Last summer, Bria Sullivan was getting ready to launch her app, an adorable companion called Focus Friend meant to help people manage their screen time. Her outlandish dream was to get 100,000 downloads. She’d been building the app with Hank Green, a creator with a huge audience, so she thought maybe, maybe, Focus Friend could be a top-10 app in the productivity category. Even that felt like a stretch, though. “Our category has ChatGPT, it has Google,” she says. “I mean, productivity includes Gmail!”
Sullivan initially dropped the app into the iOS App Store without really telling anyone. But in August, thanks to a lot of promotion from Green and his also-famous brother, plus a bunch of media coverage (including from The Verge), the app started to take off. It hit the top 10 in its category. Then top 10 on the overall charts. When it hit the #4 spot, Green told Sullivan he wanted to reach number one. “I was like, ‘That’s not happening,’” Sullivan says. “But congrats for thinking that’s possible.”
It continued to climb. On August 18th, Sullivan went to bed with Focus Friend at #2 on the charts. “I probably woke up every hour, and just kept refreshing,” she says. And then it happened: on August 19th, Focus Friend became the most popular free app in the United States, at the top of both the iOS App Store and the Google Play Store. (Sullivan, like pretty much every other developer, cares a lot more about iOS.) Her developer friends sent congratulatory texts; Green and his also-famous brother both made videos about the app’s rise. “I’ve been making apps since 2010,” she says, “and I didn’t even think to dream that high. It was like, a dream I didn’t even know I could dream came true.”
Then the store refreshed again, and it was over. ChatGPT had been the store’s most popular app for the 22 previous days and took its spot back for the following 23. Focus Friend’s tiny little sanity-saving bean was the biggest thing in mobile software for a grand total of one day.
One day still counts, though. Focus Friend is forever a “#1 in the App Store” app. That fact now sits in large letters at the top of the Focus Friend website, and Sullivan has spent the interim months trying to find subtle ways to bring it up in casual conversation. She has many screenshots of the App Store charts from that day — she’s thinking maybe she should print one on huge posterboard and hang it behind her on video calls. Because it turns out that the very best thing about being #1 in the App Store is not what it means for your user numbers, or even your long-term viability as a business. It’s being able to tell people you were number one.
I started wondering about life atop the App Store when OpenAI’s Sora app launched in October. The app immediately shot to the top of the rankings and stayed there for the next 20 days. Sora was obviously a hit, but no one I knew was using it. So how big was Sora, really? What does it actually take to reach #1, and what does it mean once you get there?
In theory, at least, the numbers seem huge. Apple said recently that 850 million people use the store every week and that developers have earned more than $550 billion on the platform since the store opened in 2008. As of 2024, there were 1,961,596 total apps available in the store — if you can be the biggest of them all, the upside might be enormous.

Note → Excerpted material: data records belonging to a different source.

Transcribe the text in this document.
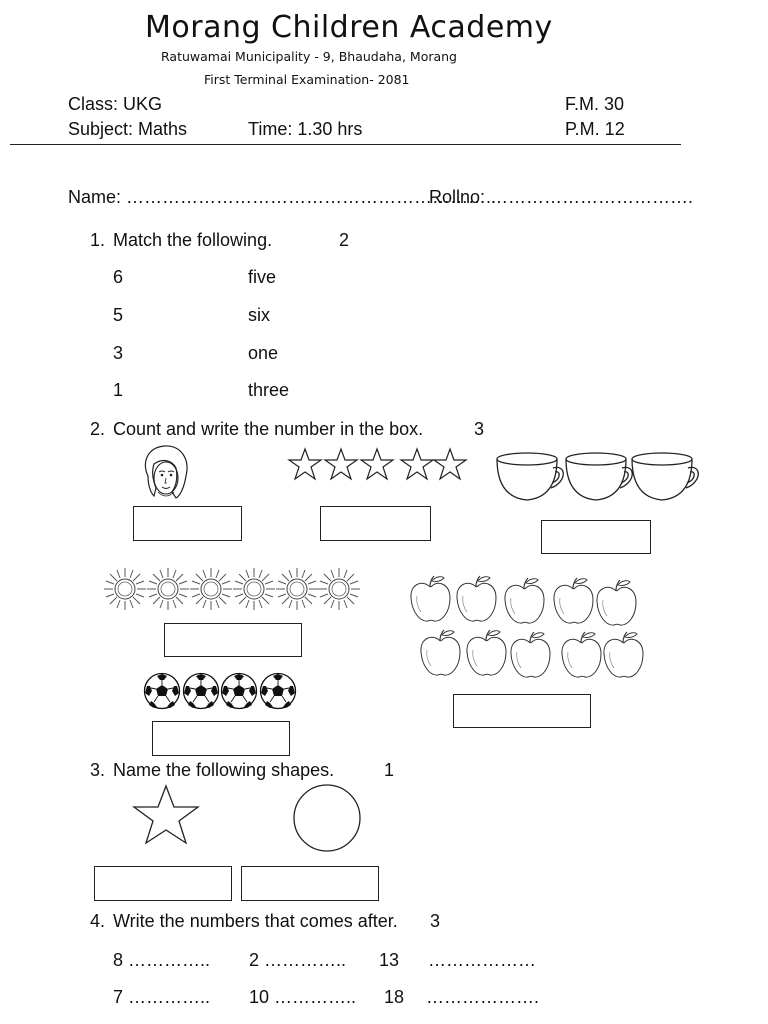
Morang Children Academy
Ratuwamai Municipality - 9, Bhaudaha, Morang
First Terminal Examination- 2081
Class: UKG	F.M. 30
Subject: Maths	Time: 1.30 hrs	P.M. 12
Name: ……………………………………………………..
Rollno: …………………………….
1. Match the following.	2
6	five
5	six
3	one
1	three
2. Count and write the number in the box.	3
3. Name the following shapes.	1
4. Write the numbers that comes after. 3
8 ………….. 2 ………….. 13 ………………
7 ………….. 10 ………….. 18 ……………….
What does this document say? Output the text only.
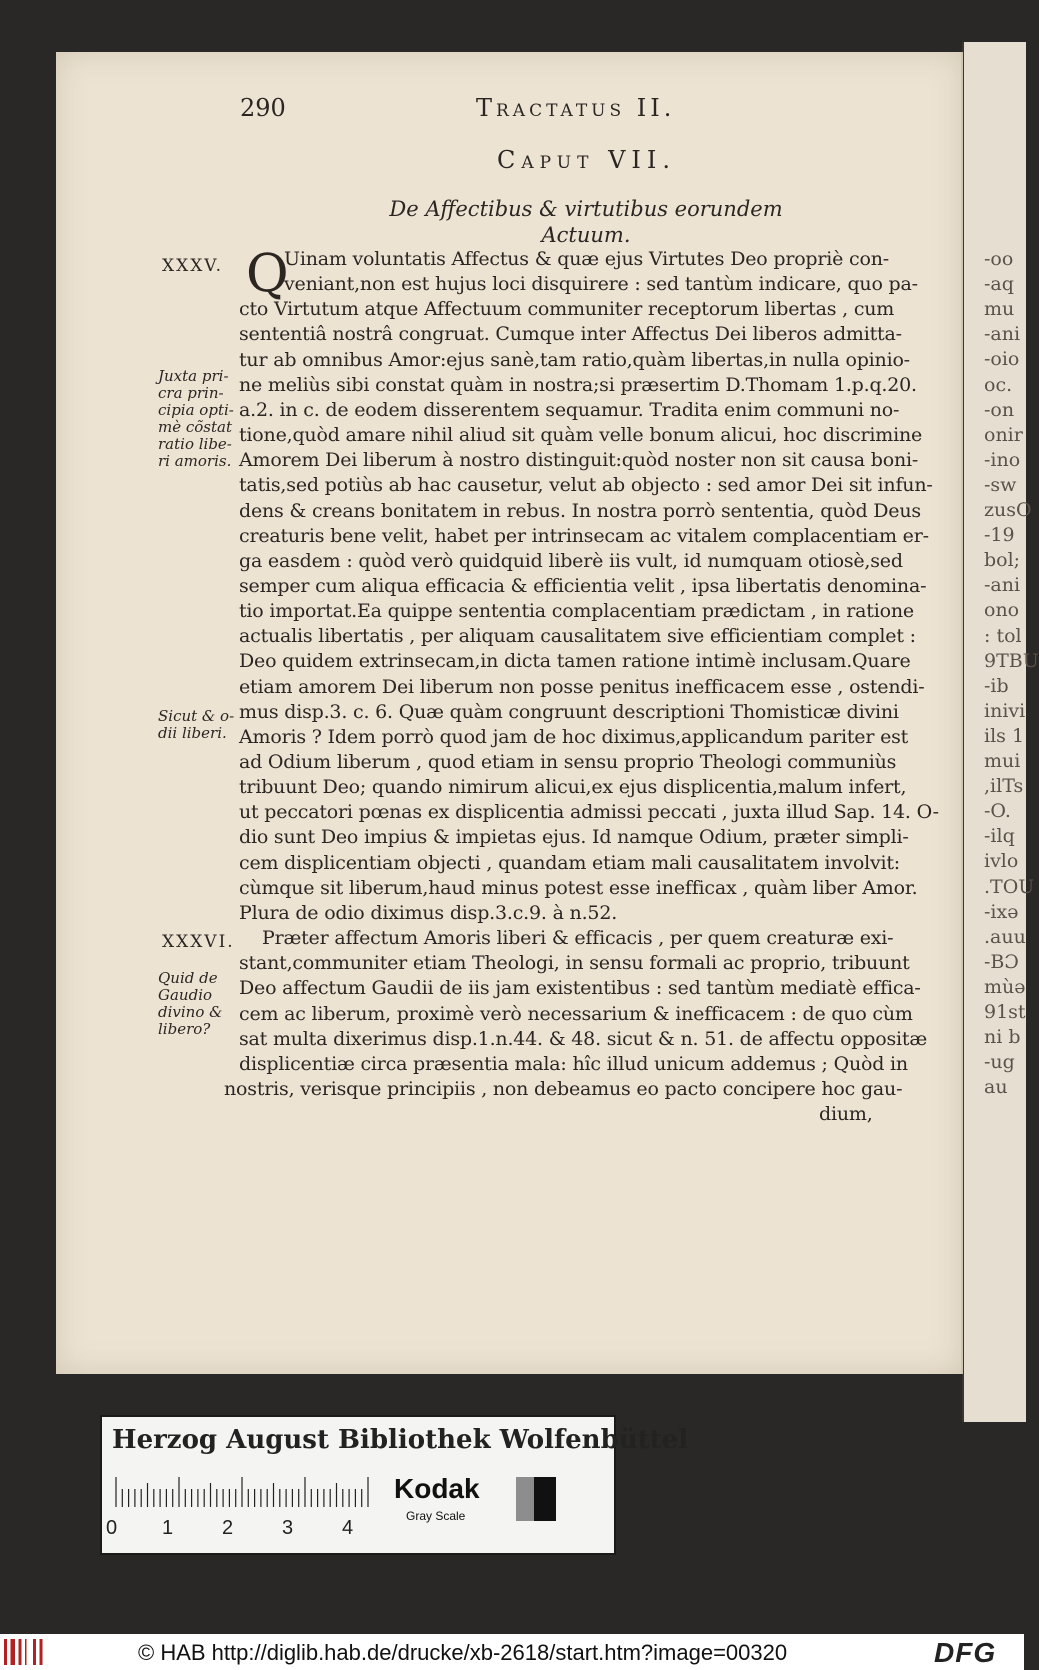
-oo
-aq
mu
-ani
-oio
oc.
-on
onir
-ino
-sw
zusO
-19
bol;
-ani
ono
: tol
9TBU
-ib
inivi
ils 1
mui
,ilTs
-O.
-ilq
ivlo
.TOU
-ixə
.auu
-BƆ
mùə
91st
ni b
-ug
au
290	Tractatus II.
Caput VII.
De Affectibus & virtutibus eorundem Actuum.
XXXV.
XXXVI.
Juxta pri-
cra prin-
cipia opti-
mè cõstat
ratio libe-
ri amoris.
Sicut & o-
dii liberi.
Quid de
Gaudio
divino &
libero?
Q
Uinam voluntatis Affectus & quæ ejus Virtutes Deo propriè con-
veniant,non est hujus loci disquirere : sed tantùm indicare, quo pa-
cto Virtutum atque Affectuum communiter receptorum libertas , cum
sententiâ nostrâ congruat. Cumque inter Affectus Dei liberos admitta-
tur ab omnibus Amor:ejus sanè,tam ratio,quàm libertas,in nulla opinio-
ne meliùs sibi constat quàm in nostra;si præsertim D.Thomam 1.p.q.20.
a.2. in c. de eodem disserentem sequamur. Tradita enim communi no-
tione,quòd amare nihil aliud sit quàm velle bonum alicui, hoc discrimine
Amorem Dei liberum à nostro distinguit:quòd noster non sit causa boni-
tatis,sed potiùs ab hac causetur, velut ab objecto : sed amor Dei sit infun-
dens & creans bonitatem in rebus. In nostra porrò sententia, quòd Deus
creaturis bene velit, habet per intrinsecam ac vitalem complacentiam er-
ga easdem : quòd verò quidquid liberè iis vult, id numquam otiosè,sed
semper cum aliqua efficacia & efficientia velit , ipsa libertatis denomina-
tio importat.Ea quippe sententia complacentiam prædictam , in ratione
actualis libertatis , per aliquam causalitatem sive efficientiam complet :
Deo quidem extrinsecam,in dicta tamen ratione intimè inclusam.Quare
etiam amorem Dei liberum non posse penitus inefficacem esse , ostendi-
mus disp.3. c. 6. Quæ quàm congruunt descriptioni Thomisticæ divini
Amoris ? Idem porrò quod jam de hoc diximus,applicandum pariter est
ad Odium liberum , quod etiam in sensu proprio Theologi communiùs
tribuunt Deo; quando nimirum alicui,ex ejus displicentia,malum infert,
ut peccatori pœnas ex displicentia admissi peccati , juxta illud Sap. 14. O-
dio sunt Deo impius & impietas ejus. Id namque Odium, præter simpli-
cem displicentiam objecti , quandam etiam mali causalitatem involvit:
cùmque sit liberum,haud minus potest esse inefficax , quàm liber Amor.
Plura de odio diximus disp.3.c.9. à n.52.
Præter affectum Amoris liberi & efficacis , per quem creaturæ exi-
stant,communiter etiam Theologi, in sensu formali ac proprio, tribuunt
Deo affectum Gaudii de iis jam existentibus : sed tantùm mediatè effica-
cem ac liberum, proximè verò necessarium & inefficacem : de quo cùm
sat multa dixerimus disp.1.n.44. & 48. sicut & n. 51. de affectu oppositæ
displicentiæ circa præsentia mala: hîc illud unicum addemus ; Quòd in
nostris, verisque principiis , non debeamus eo pacto concipere hoc gau-
dium,
Herzog August Bibliothek Wolfenbüttel
0 1 2 3 4
Kodak
Gray Scale
© HAB http://diglib.hab.de/drucke/xb-2618/start.htm?image=00320	DFG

Since 2012, according to data from market intelligence firm Sensor Tower, only 568 different apps have been #1 in the US iOS App Store’s free section. (That is less than two one-hundredths of a percent of all the apps in the store.) Temu, the long-viral cheap shopping app, has spent longer there than any other app, with 399 days in the top slot. Seven others — Facebook Messenger, ChatGPT, YouTube, TikTok, Zoom Workplace, Bitmoji, and Threads — have spent at least 100 days apiece at the top of the list. Those eight apps are effectively the App Store’s double-wide Mount Rushmore, and with the possible exception of Bitmoji, none are terribly surprising.
(The paid list is a radically different beast, by the way: Minecraft has been the most popular paid app on iOS for 3,289 days — the next most popular, the party game Heads Up, only 283. In third place: WhatsApp, which hasn’t even been a paid app since 2013. These charts don’t change much.)
The next level of App Store greatness is largely reserved for two kinds of apps. There are the apps that were hugely popular but only for a brief time, like BeReal (67 days at #1) and Draw Something (38 days), and there are the consistently popular utility apps like Google Maps (29 days) and iTunes U (50 days). Mostly, there are games — hundreds and hundreds of them. Games you remember and might still play and also games like Egg Punch and 100 Balls and Weed Firm: RePlanted and Legend of Mushroom. It has long been a truism that people generally don’t like downloading apps, but evidently they’ll download games.